One afternoon I walked into a bookstore, feeling a bit lost. I searched the shelves for something that might offer firm ground on which to stand. Nothing contemporary, my day to day struggles were all I needed of contemporary life, and then some. I took down a classic: David Copperfield, by Charles Dickens.

The young woman at the counter took the book from me, smiled and looked up. “If you’ve got Dickens in your life,” she said, “you never need to be lonely.”

Where did she get such wisdom?

Dickens, his novels and his characters have been my companions, through thick and thin, ever since. This book comes from one of them, in a sense. More specifically, The Darwin Affair comes from Mr. Bucket.
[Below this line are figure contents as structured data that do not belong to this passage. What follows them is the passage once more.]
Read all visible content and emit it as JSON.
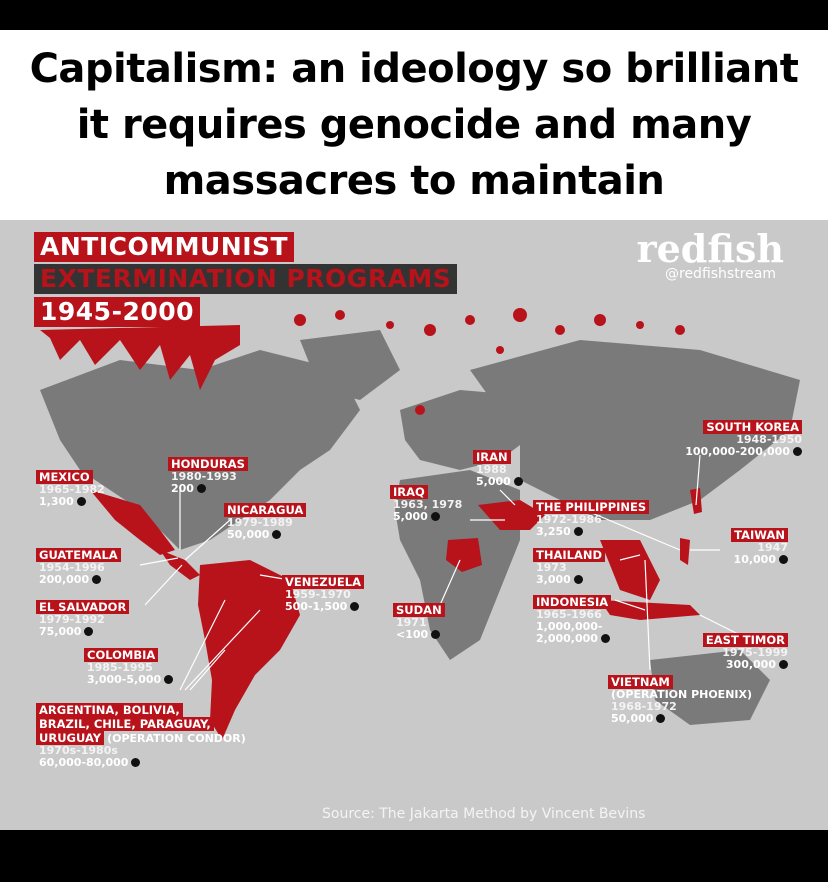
{
  "caption": "Capitalism: an ideology so brilliant it requires genocide and many massacres to maintain",
  "poster": {
    "title_line1": "ANTICOMMUNIST",
    "title_line2": "EXTERMINATION PROGRAMS",
    "title_line3": "1945-2000",
    "brand": "redfish",
    "handle": "@redfishstream",
    "source": "Source: The Jakarta Method by Vincent Bevins"
  },
  "colors": {
    "accent_red": "#b8121b",
    "land_gray": "#7a7a7a",
    "ocean_gray": "#c9c9c9"
  },
  "labels": {
    "mexico": {
      "name": "MEXICO",
      "years": "1965-1982",
      "count": "1,300"
    },
    "honduras": {
      "name": "HONDURAS",
      "years": "1980-1993",
      "count": "200"
    },
    "nicaragua": {
      "name": "NICARAGUA",
      "years": "1979-1989",
      "count": "50,000"
    },
    "guatemala": {
      "name": "GUATEMALA",
      "years": "1954-1996",
      "count": "200,000"
    },
    "el_salvador": {
      "name": "EL SALVADOR",
      "years": "1979-1992",
      "count": "75,000"
    },
    "venezuela": {
      "name": "VENEZUELA",
      "years": "1959-1970",
      "count": "500-1,500"
    },
    "colombia": {
      "name": "COLOMBIA",
      "years": "1985-1995",
      "count": "3,000-5,000"
    },
    "condor": {
      "name1": "ARGENTINA, BOLIVIA,",
      "name2": "BRAZIL, CHILE, PARAGUAY,",
      "name3": "URUGUAY",
      "op": "(OPERATION CONDOR)",
      "years": "1970s-1980s",
      "count": "60,000-80,000"
    },
    "iraq": {
      "name": "IRAQ",
      "years": "1963, 1978",
      "count": "5,000"
    },
    "iran": {
      "name": "IRAN",
      "years": "1988",
      "count": "5,000"
    },
    "sudan": {
      "name": "SUDAN",
      "years": "1971",
      "count": "<100"
    },
    "philippines": {
      "name": "THE PHILIPPINES",
      "years": "1972-1986",
      "count": "3,250"
    },
    "thailand": {
      "name": "THAILAND",
      "years": "1973",
      "count": "3,000"
    },
    "indonesia": {
      "name": "INDONESIA",
      "years": "1965-1966",
      "count1": "1,000,000-",
      "count2": "2,000,000"
    },
    "south_korea": {
      "name": "SOUTH KOREA",
      "years": "1948-1950",
      "count": "100,000-200,000"
    },
    "taiwan": {
      "name": "TAIWAN",
      "years": "1947",
      "count": "10,000"
    },
    "east_timor": {
      "name": "EAST TIMOR",
      "years": "1975-1999",
      "count": "300,000"
    },
    "vietnam": {
      "name": "VIETNAM",
      "op": "(OPERATION PHOENIX)",
      "years": "1968-1972",
      "count": "50,000"
    }
  }
}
Inspector Bucket is the private investigator who darts here and there in the landscape of Bleak House. If he has a first name, I never heard of it. Perhaps his parents didn’t think one necessary; perhaps he didn’t have parents; perhaps he just appeared. Throughout the book, Bucket doesn’t enter rooms, he materializes in them. He’s the sly, manipulative intelligence who gets people’s cooperation without their knowing it. He is one of the first ever fictional detectives, and he haunted me for years.

Wouldn’t it be fun, I thought, to write a novel in which he was the main character, instead of being a member of the supporting cast. But the story that gathered around him involved actual historical characters. Darwin, Prince Albert, Robert FitzRoy. That wouldn’t work. But then I discovered Mr. Bucket had a real-life counterpart. Dickens always denied that his fictional character was modeled after a very real London police detective, Charles Frederick Field, but it’s almost certain he was. This discovery gave me permission to proceed.

Of course, my fictional version of Dickens’ fictional version of Detective Inspector Charles Field doesn’t think Dickens got it right at all. It’s not a bit like me!

I have a feeling the real Charles Field might say the same about mine, but I’ve grown very fond of my Inspector Field in the years it took me to write this novel. He has become very like a friend. As did his friends. Thereby proving how right the young woman at the bookstore was, all those years ago.

If you have Dickens in your life, you never need to be lonely.